Ont successivement suivi
Apple, Toshiba, Lenovo, Fujitsu, Hitachi, Sharp et Sony lui-même. Au total, près de 10 millions de ces accessoires indispensables au fonctionnement des portables ont fait l'objet d'un remplacement en raison de leur risque de surchauffe, voire d'incendie.
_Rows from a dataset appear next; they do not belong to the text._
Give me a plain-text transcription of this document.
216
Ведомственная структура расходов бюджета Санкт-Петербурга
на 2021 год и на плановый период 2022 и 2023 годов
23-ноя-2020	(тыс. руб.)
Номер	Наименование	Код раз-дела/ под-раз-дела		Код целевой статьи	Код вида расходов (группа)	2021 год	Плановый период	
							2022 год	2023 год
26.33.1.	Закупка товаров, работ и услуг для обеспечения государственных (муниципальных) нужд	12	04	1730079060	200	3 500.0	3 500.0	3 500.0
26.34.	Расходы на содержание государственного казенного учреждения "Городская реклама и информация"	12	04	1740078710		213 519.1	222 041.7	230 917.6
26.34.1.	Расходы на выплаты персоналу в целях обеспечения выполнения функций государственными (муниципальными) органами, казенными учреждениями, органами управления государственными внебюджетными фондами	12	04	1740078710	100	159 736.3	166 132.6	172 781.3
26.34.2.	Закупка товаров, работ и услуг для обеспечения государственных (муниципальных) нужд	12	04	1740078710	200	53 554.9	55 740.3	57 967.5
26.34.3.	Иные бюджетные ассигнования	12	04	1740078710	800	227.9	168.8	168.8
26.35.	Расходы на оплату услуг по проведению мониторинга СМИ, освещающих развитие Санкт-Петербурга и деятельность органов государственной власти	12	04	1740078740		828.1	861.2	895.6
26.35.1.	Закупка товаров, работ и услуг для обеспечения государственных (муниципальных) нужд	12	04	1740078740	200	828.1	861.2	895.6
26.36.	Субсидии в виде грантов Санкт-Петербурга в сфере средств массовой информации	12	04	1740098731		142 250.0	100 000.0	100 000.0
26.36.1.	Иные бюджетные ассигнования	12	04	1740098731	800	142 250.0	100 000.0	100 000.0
L'institut de normalisation IEEE (Institute of Electrical and Electronics Engineers) ne pouvait pas rester sans réagir. Il vient ainsi de lancer des travaux pour la révision du standard IEEE P1625 baptisé "IEEE Standard for Rechargeable Batteries for Portable Computing" (standard pour les batteries rechargeables d'ordinateurs portables).
La version actuelle, publiée en 2004, devrait laisser sa place à la nouvelle norme en 2008.
"Cette mise à jour a pour objectif d'améliorer les performances des batteries de portables, tout en les rendant plus fiables et robustes", indique l'IEEE dans un communiqué.
Seront invités à participer au groupe de travail ("P1625 Working Group"), qui se réunira mensuellement sur une période de 18 mois, les principaux intéressés, à savoir les constructeurs informatiques : Apple, Dell, Gateway, Hewlett-Packard, IBM, Intel, Lenovo, Panasonic et Sony.
| L'IEEE 1725 pour les batteries de téléphones comme inspiratrice |
De la composition chimique de la batterie aux emballages (y compris le boîtier principal), en passant par les composants électriques, toutes les composantes des appareils seront passées en revue. Chaque préconisation du futur standard fera l'objet d'un vote pour lequel chaque constructeur disposera d'une voix.
Le système de contrôle de la batterie au niveau de l'ordinateur devrait également être étudié, à l'image du système intégré aux téléphones portables dont les accumulateurs répondent au standard IEEE 1725 et qui n'ont, jusque-là, pas rencontré de tels problèmes.
Il faut l'espérer, la nouvelle norme devrait définitivement clore le dossier "batteries Sony". Il n'en reste pas moins que Sony n'a pas fourni les causes du dysfonctionnement de ses appareils même si certains experts ont émis l'hypothèse que la présence de particules métalliques dans les composants pourrait être à l'origine des problèmes rencontrés.